Rack's multipart byte range processing allows denial of service via excessive overlapping ranges.

How to fix CVE-2026-34826 in Rack

Patch immediately

1.Update Rack to version 3.1.21 or later.

Update Rack

gem update rack

Verify with:

verify

gem list rack

Workaround: Apply request filtering or header restrictions at the reverse proxy.

NextGuard automatically flags CVE-2026-34826 if [Rack] appears in any of your monitored projects — no manual lookup required.

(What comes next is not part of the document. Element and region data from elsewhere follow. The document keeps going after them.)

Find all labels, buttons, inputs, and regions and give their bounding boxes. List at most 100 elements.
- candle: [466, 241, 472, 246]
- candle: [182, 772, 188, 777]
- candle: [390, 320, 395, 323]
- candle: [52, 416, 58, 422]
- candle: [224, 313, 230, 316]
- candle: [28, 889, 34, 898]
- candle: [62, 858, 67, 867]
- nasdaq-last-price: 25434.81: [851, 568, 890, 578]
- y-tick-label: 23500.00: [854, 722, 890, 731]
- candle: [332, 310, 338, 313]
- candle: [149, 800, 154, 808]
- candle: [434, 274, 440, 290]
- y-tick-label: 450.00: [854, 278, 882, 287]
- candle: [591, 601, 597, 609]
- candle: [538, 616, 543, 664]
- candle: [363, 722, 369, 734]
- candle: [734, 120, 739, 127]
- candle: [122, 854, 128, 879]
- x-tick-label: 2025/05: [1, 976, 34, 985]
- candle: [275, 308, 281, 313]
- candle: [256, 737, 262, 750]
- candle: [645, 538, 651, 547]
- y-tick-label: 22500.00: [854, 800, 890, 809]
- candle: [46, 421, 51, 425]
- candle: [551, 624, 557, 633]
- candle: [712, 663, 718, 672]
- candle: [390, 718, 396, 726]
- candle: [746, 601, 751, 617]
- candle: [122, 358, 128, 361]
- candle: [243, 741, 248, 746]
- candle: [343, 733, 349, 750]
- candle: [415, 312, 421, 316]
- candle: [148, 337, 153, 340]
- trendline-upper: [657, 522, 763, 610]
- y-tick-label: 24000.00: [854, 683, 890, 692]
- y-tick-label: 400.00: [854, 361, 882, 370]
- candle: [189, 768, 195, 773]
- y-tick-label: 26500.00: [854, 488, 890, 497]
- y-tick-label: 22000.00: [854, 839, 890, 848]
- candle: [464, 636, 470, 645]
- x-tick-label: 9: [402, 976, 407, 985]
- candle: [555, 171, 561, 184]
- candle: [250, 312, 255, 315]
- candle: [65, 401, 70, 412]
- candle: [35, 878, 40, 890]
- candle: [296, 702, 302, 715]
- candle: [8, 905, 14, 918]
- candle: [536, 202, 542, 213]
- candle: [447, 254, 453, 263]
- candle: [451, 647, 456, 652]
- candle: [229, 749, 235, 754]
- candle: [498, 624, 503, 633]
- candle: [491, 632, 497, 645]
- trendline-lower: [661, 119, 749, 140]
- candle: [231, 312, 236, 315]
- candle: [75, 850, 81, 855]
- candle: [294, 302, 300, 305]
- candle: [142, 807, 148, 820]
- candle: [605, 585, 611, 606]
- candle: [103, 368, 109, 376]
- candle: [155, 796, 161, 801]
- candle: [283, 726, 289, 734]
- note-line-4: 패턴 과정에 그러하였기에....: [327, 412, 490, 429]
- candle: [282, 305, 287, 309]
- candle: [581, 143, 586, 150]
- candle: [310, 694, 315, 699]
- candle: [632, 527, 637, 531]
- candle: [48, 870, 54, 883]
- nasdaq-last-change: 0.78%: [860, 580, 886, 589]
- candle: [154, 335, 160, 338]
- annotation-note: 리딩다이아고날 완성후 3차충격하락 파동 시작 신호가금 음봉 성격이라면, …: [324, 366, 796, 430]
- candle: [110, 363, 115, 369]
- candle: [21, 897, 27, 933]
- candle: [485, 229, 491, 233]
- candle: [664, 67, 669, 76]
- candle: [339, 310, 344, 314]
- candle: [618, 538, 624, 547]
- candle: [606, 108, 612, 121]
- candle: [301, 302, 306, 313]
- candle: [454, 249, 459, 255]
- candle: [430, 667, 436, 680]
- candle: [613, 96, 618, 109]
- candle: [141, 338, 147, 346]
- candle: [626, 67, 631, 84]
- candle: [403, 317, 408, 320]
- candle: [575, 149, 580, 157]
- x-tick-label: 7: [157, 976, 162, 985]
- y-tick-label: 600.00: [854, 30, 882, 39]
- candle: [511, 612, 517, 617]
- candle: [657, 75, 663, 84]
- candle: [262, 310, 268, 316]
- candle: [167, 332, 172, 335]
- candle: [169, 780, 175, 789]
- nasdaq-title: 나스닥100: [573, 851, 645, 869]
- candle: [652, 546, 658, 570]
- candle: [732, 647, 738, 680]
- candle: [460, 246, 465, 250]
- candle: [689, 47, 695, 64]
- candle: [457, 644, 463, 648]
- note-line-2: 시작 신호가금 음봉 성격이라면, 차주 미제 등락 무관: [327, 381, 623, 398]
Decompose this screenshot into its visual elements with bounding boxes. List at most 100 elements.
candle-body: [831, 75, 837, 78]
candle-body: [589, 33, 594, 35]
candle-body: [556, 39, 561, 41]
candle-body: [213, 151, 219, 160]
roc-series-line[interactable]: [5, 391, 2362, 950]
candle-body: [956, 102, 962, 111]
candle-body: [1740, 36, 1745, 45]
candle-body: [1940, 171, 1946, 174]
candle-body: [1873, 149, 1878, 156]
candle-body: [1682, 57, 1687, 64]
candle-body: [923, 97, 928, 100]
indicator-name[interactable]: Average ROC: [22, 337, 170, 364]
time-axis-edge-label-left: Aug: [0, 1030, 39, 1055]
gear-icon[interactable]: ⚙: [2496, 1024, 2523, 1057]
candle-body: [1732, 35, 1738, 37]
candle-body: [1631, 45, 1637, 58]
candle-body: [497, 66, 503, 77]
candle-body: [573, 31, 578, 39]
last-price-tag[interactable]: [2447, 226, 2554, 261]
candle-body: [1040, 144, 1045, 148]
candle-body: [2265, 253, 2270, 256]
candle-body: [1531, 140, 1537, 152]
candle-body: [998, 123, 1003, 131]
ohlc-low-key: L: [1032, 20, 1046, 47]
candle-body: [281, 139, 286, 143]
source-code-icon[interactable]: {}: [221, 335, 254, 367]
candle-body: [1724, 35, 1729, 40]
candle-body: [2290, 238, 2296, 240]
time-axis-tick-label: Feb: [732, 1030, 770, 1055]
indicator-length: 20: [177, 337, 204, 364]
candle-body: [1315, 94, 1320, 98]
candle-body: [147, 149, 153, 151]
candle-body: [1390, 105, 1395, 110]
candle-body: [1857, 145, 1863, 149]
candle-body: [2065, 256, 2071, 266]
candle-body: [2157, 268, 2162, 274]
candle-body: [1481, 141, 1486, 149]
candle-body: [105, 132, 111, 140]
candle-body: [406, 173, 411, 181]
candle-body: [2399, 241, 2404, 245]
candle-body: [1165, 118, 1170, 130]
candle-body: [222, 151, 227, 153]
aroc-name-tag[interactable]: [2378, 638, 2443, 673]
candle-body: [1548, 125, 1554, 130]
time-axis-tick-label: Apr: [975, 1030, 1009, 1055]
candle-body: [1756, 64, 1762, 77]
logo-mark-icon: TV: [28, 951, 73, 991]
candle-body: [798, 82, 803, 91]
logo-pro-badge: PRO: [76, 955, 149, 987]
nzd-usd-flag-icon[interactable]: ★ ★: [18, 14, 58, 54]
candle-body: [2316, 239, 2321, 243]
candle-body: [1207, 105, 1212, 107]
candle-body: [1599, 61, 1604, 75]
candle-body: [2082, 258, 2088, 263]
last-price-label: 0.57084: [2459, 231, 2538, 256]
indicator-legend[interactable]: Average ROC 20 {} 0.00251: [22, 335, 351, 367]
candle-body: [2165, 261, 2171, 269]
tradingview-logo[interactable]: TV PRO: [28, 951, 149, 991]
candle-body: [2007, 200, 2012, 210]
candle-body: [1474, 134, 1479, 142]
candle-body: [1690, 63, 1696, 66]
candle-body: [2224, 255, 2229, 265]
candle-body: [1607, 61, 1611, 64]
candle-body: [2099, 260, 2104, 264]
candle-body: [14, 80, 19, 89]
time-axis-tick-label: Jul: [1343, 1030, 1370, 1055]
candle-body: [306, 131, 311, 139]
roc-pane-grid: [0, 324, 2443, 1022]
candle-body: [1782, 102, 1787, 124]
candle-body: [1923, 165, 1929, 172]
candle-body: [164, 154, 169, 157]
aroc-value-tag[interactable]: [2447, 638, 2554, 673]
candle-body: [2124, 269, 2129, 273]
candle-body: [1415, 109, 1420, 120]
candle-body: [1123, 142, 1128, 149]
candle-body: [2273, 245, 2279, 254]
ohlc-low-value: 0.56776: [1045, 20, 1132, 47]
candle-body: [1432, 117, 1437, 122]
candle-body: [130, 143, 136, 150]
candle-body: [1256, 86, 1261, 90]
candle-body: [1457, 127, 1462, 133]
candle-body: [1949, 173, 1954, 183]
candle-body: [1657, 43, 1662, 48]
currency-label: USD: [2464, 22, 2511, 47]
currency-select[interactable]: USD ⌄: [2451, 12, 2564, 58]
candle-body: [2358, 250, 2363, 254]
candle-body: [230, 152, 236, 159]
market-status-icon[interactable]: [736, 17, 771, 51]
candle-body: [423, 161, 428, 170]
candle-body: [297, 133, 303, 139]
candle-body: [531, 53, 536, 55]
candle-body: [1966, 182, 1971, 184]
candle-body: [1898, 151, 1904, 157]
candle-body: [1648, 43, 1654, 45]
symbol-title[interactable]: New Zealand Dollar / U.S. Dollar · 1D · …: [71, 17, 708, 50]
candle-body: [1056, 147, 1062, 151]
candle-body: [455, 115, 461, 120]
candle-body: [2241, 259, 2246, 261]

Rack: Static Header Rules Bypass

CVSS5.3

Affected versionsApplications using `Rack::Static` with versions prior to 3.1.21 are affected.

Moderate severity due to potential header bypass.

URL-encoded paths can bypass `Rack::Static` header rules, allowing attackers to access static content without the intended headers.

How to fix CVE-2026-34786 in Rack

Patch immediately

1.Update Rack to version 3.1.21 or later.

Update Rack

gem update rack

Verify with:

verify

gem list rack

Workaround: Prefer setting security headers at the reverse proxy layer.

NextGuard automatically flags CVE-2026-34786 if [Rack] appears in any of your monitored projects — no manual lookup required.

Stay ahead of Ruby vulnerabilities

Proactively identify and address security risks in your Ruby projects. NextGuard provides comprehensive dependency scanning and vulnerability monitoring to keep your applications secure.

Compare your dependencies

Frequently asked questions

These newly disclosed vulnerabilities in Rack highlight the importance of maintaining up-to-date dependencies and implementing robust security practices. Ensure you update Rack to the latest version and review your application's configuration to mitigate potential risks. See all ruby vulnerabilities on NextGuard.